ただ次の【形容詞のアクセント変化】の項目には「しかし形容詞の型の区別は失われかけている。それはアカイ2⃣=シロイ2⃣、カナシイ3⃣=タノシイ3⃣のように終止形の0⃣型が消えて他方に合流する変化で、すでに一部の高年層でも生じ、中年層ではこの区別がほぼなくなっている」と書かれています。つまり、カナシイとかアカイが終止形(0⃣型)でなくなってきているというんです。いまはほぼ高年層でも生じているということなんです。

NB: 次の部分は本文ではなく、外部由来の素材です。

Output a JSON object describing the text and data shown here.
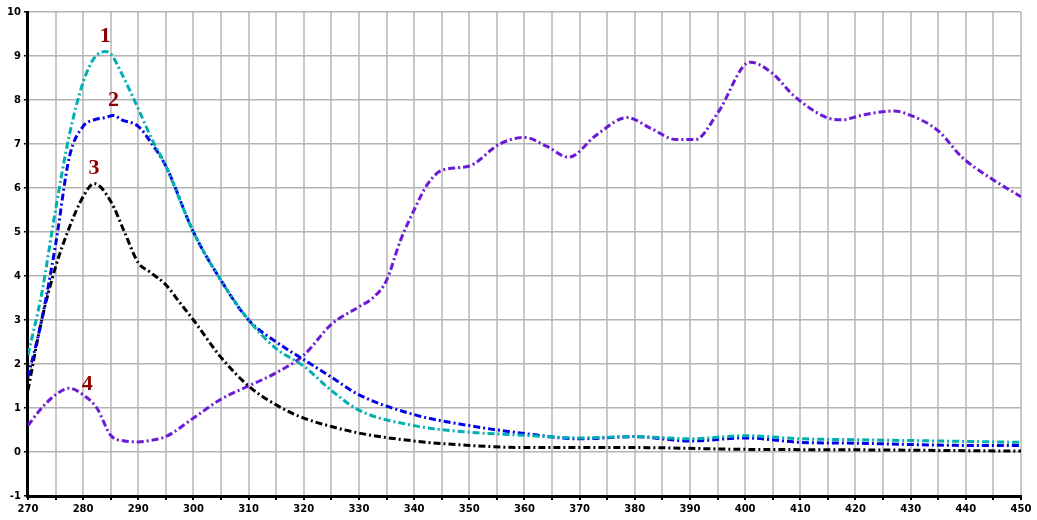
{
  "chart_data": {
    "type": "line",
    "xlim": [
      270,
      450
    ],
    "ylim": [
      -1,
      10
    ],
    "xticks": [
      270,
      {
        "value": 275,
        "label": null
      },
      280,
      {
        "value": 285,
        "label": null
      },
      290,
      {
        "value": 295,
        "label": null
      },
      300,
      {
        "value": 305,
        "label": null
      },
      310,
      {
        "value": 315,
        "label": null
      },
      320,
      {
        "value": 325,
        "label": null
      },
      330,
      {
        "value": 335,
        "label": null
      },
      340,
      {
        "value": 345,
        "label": null
      },
      350,
      {
        "value": 355,
        "label": null
      },
      360,
      {
        "value": 365,
        "label": null
      },
      370,
      {
        "value": 375,
        "label": null
      },
      380,
      {
        "value": 385,
        "label": null
      },
      390,
      {
        "value": 395,
        "label": null
      },
      400,
      {
        "value": 405,
        "label": null
      },
      410,
      {
        "value": 415,
        "label": null
      },
      420,
      {
        "value": 425,
        "label": null
      },
      430,
      {
        "value": 435,
        "label": null
      },
      440,
      {
        "value": 445,
        "label": null
      },
      450
    ],
    "yticks": [
      -1,
      0,
      1,
      2,
      3,
      4,
      5,
      6,
      7,
      8,
      9,
      10
    ],
    "grid": true,
    "legend": false,
    "marker": "none",
    "line_style": "dashed",
    "series": [
      {
        "name": "1",
        "color": "#00b0b0",
        "x": [
          270,
          272.5,
          275,
          277.5,
          280,
          282,
          284,
          285,
          287,
          290,
          292.5,
          295,
          300,
          305,
          310,
          315,
          320,
          325,
          330,
          340,
          350,
          360,
          370,
          380,
          390,
          400,
          410,
          420,
          430,
          440,
          450
        ],
        "values": [
          2.2,
          3.6,
          5.5,
          7.2,
          8.4,
          8.95,
          9.1,
          9.05,
          8.6,
          7.8,
          7.1,
          6.5,
          5.0,
          3.9,
          3.0,
          2.35,
          1.95,
          1.4,
          0.95,
          0.6,
          0.45,
          0.38,
          0.32,
          0.35,
          0.3,
          0.37,
          0.3,
          0.28,
          0.26,
          0.24,
          0.22
        ]
      },
      {
        "name": "2",
        "color": "#0000e6",
        "x": [
          270,
          272.5,
          275,
          277.5,
          280,
          282,
          284,
          285.5,
          287,
          290,
          292.5,
          295,
          300,
          305,
          310,
          315,
          320,
          325,
          330,
          340,
          350,
          360,
          370,
          380,
          390,
          400,
          410,
          420,
          430,
          440,
          450
        ],
        "values": [
          1.7,
          3.0,
          4.7,
          6.7,
          7.4,
          7.55,
          7.6,
          7.65,
          7.55,
          7.4,
          7.0,
          6.5,
          5.0,
          3.9,
          3.0,
          2.5,
          2.1,
          1.7,
          1.3,
          0.85,
          0.6,
          0.42,
          0.3,
          0.35,
          0.25,
          0.32,
          0.22,
          0.2,
          0.17,
          0.15,
          0.15
        ]
      },
      {
        "name": "3",
        "color": "#000000",
        "x": [
          270,
          272.5,
          275,
          277.5,
          280,
          282,
          285,
          287.5,
          290,
          292,
          295,
          297.5,
          300,
          305,
          310,
          315,
          320,
          325,
          330,
          340,
          350,
          360,
          380,
          400,
          420,
          450
        ],
        "values": [
          1.4,
          3.0,
          4.2,
          5.1,
          5.8,
          6.1,
          5.7,
          5.0,
          4.3,
          4.1,
          3.8,
          3.4,
          3.0,
          2.15,
          1.5,
          1.07,
          0.77,
          0.58,
          0.43,
          0.25,
          0.15,
          0.1,
          0.1,
          0.06,
          0.05,
          0.02
        ]
      },
      {
        "name": "4",
        "color": "#6a1ad8",
        "x": [
          270,
          272.5,
          275,
          277.5,
          280,
          282.5,
          285,
          287.5,
          290,
          292.5,
          295,
          300,
          305,
          310,
          315,
          320,
          325,
          330,
          332.5,
          335,
          337.5,
          340,
          342.5,
          345,
          350,
          355.5,
          360,
          364,
          368,
          373,
          378.6,
          383,
          387.5,
          391,
          395,
          400.9,
          405,
          408.8,
          414.8,
          417.7,
          421,
          427,
          430,
          435,
          439.3,
          444.8,
          450
        ],
        "values": [
          0.6,
          1.0,
          1.3,
          1.45,
          1.3,
          1.0,
          0.38,
          0.25,
          0.23,
          0.27,
          0.35,
          0.77,
          1.2,
          1.5,
          1.8,
          2.2,
          2.9,
          3.3,
          3.5,
          3.9,
          4.8,
          5.5,
          6.1,
          6.4,
          6.5,
          7.0,
          7.15,
          6.95,
          6.7,
          7.2,
          7.6,
          7.35,
          7.1,
          7.1,
          7.7,
          8.86,
          8.6,
          8.1,
          7.6,
          7.55,
          7.65,
          7.75,
          7.65,
          7.3,
          6.7,
          6.2,
          5.8
        ]
      }
    ]
  }
}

街頭インタビューでも「アカイ2⃣」と発音していましたよね。でも本来であれば「アカイ0⃣」なんです。「花」という名詞につく場合は、まだぎりぎり残っている「アカイ0⃣花」。これは本来、終止形も「アカイ0⃣」だったんです。しかし、いまは「アカイ2⃣」になっていると書いてあるんです。「連体形は0⃣型で残る傾向があり、そこでは逆にタノシイ3⃣などが0⃣型になることさえ見られる。あたかも終止形と連体形でアクセントが分裂するかのような様相である。この変化は、厚イ0⃣と熱イ2⃣のような同音語で一層進み、終止形ではともに2⃣型、連体形ではともに0⃣型になって、本来なら「熱イ2⃣ 涙を1⃣流す」のつもりが、古い世代には「厚イ0⃣ 涙を1⃣流す」と聞こえる発音がアナウンサーの口から発せられることは、今や珍しくない。とあります。
柘植:
これはアナウンサー泣かせの「アツイ問題」ですね。私もスポーツ中継とかで注意されたことがあります。熱イ2⃣と厚イ0⃣、どっちが平板?って迷うことはありますね。
タツオ:
最近ではこういう現象になっている! 最新版のアクセント情報も載っているのが国語辞典なんですよ。
柘植:
このアクセント表示をちょっと読んだのですが、1回読むだけだと、何をおっしゃっているの?とちょっと難しさもあるんですが、これが理解できたら本当に楽しくなりますね。
タツオ:
かめばかむほど味が出るスルメ本ですね。皆さんも「ん」よりあとのページをチェックしてみてください。